Wer war dieser Pol Pot? Nach eigenen Angaben im Januar 1925 in der Provinz Kompong Thom (nordöstlich von Phnom Penh gelegen) als Saloth Sar geboren, gelang es dem Jungen, nach dem Besuch der Mittelschule in der Hauptstadt Phnom Penh ein Auslandsstipendium für ein Studium in Frankreich zu bekommen, wo er sich zeitweilig in Elektrotechnik einschrieb. In Paris war es auch, wo Saloth Sar durch intensives Selbststudium und Kontakte zu linken Studentenzirkeln die erste Phase seiner Politisierung durchlebte. Dort bildete er mit den gleichgesinnten Kommilitonen Khieu Samphan, Ta Mok, Nuon Chea und Ieng Sary jenes geheime Parteizentrum, die Angkar Pakdevoath (kurz: Angkar), die Revolutionäre Organisation, die später zum Kern des terroristischen Machtapparats der Roten Khmer wurde.

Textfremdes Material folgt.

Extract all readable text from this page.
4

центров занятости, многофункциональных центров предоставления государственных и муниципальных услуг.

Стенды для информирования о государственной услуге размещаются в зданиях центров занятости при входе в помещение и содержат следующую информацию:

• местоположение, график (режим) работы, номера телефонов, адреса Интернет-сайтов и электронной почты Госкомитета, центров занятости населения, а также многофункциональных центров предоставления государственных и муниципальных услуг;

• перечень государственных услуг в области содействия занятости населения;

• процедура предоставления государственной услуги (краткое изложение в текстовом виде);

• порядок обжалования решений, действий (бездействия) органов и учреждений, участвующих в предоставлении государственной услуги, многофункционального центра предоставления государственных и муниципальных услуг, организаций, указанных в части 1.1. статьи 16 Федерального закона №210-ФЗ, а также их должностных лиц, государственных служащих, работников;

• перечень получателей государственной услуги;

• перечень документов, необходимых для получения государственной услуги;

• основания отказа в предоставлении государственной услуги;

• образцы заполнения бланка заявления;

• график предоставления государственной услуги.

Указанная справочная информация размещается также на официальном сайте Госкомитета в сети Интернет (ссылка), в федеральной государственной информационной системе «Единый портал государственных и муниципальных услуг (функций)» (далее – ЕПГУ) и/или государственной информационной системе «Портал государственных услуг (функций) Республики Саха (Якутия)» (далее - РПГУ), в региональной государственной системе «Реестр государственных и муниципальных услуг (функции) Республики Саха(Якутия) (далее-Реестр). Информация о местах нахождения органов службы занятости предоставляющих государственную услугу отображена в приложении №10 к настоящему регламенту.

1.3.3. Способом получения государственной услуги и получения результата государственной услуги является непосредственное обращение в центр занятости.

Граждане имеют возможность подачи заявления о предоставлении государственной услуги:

1960 rückte der sich mittlerweile Pol Pot nennende Saloth Sar in die Führungsriege der zuvor unter verschiedenen Namen operierenden, klandestinen Kambodschanischen Kommunistischen Partei (KKP) auf und avancierte, nachdem deren Führungskader Tou Samouth unter nicht eindeutig geklärten Umständen von der Bildfläche verschwand (entweder infolge einer parteiinternen Säuberung oder als Opfer des späteren Staatschefs Lon Nol), zum Sekretär der KKP. Bis Mitte der 1960er Jahre blieb die KKP beziehungsweise die sich auch als Khmer-Rouge-Guerilla bezeichnende Organisation eine innenpolitisch zu vernachlässigende Größe.

Während der Herrschaft der Roten Khmer und des von ihnen so genannten Demokratischen Kampuchea (17. April 1975 bis zum 7. Januar 1979, als vietnamesische Eliteeinheiten in Phnom Penh einmarschierten) bekleideten Pol Pot und seine einstigen Kommilitonen in Paris allesamt staatliche Spitzenämter und waren teilweise miteinander verwandt. In der Hierarchie rangierte Pol Pot als Generalsekretär und Vorsitzender des Zentralkomitees der Partei, Premierminister und Oberkommandierender der Streitkräfte unangefochten als »Bruder Nummer eins«. Nuon Chea war der Chefideologe der Partei und »Bruder Nummer zwei«. Ihm folgte als »Bruder Nummer drei« Ieng Sary, ein Schwager Pol Pots und sein Außenminister, der nach dem Sturz der Roten Khmer lange Zeit unbehelligt als Geschäftsmann in Pailin im kambodschanisch-thailändischen Grenzgebiet lebte. Ta Mok avancierte zum Generalstabschef, während der an der Pariser Sorbonne promovierte Ökonom Khieu Samphan, der die Blaupause für das Gesellschaftssystem der Roten Khmer mit einer Arbeit über autozentrierte Wirtschaftsstrategie entworfen hatte, Staatspräsident wurde.

Als am 18. Juni 1997 Radio Demokratisches Kambodscha, der Sender der Roten Khmer, in einer Sondermeldung bekannt gab, Pol Pot habe sich am selben Tag ergeben und dadurch sei »die dunkle Wolke (seines) diktatorischen Regimes verschwunden«, war das Schicksal der Roten Khmer besiegelt. Ausgerechnet Pol Pots Generalstabschef Ta Mok führte nunmehr, wenngleich nur für kurze Zeit, das Kommando. Der in Anlong Veng, im letzten Hauptquartier der Roten Khmer im Norden Kambodschas, inszenierte Schauprozess gegen den obersten »Bruder« warf mehr Fragen auf, als er beantwortete. Nach außen hin sollte eine Selbstreinigung zelebriert, die Geschichte entsorgt, ein politischer Neubeginn mit einer geläuterten Bewegung signalisiert und der zwischenzeitlich unter Arrest gestellte Pol Pot ans Ausland ausgeliefert werden. Dazu aber kam es nicht mehr. Saloth Sar alias Pol Pot starb im April 1998 und sein Leichnam wurde sofort eingeäschert.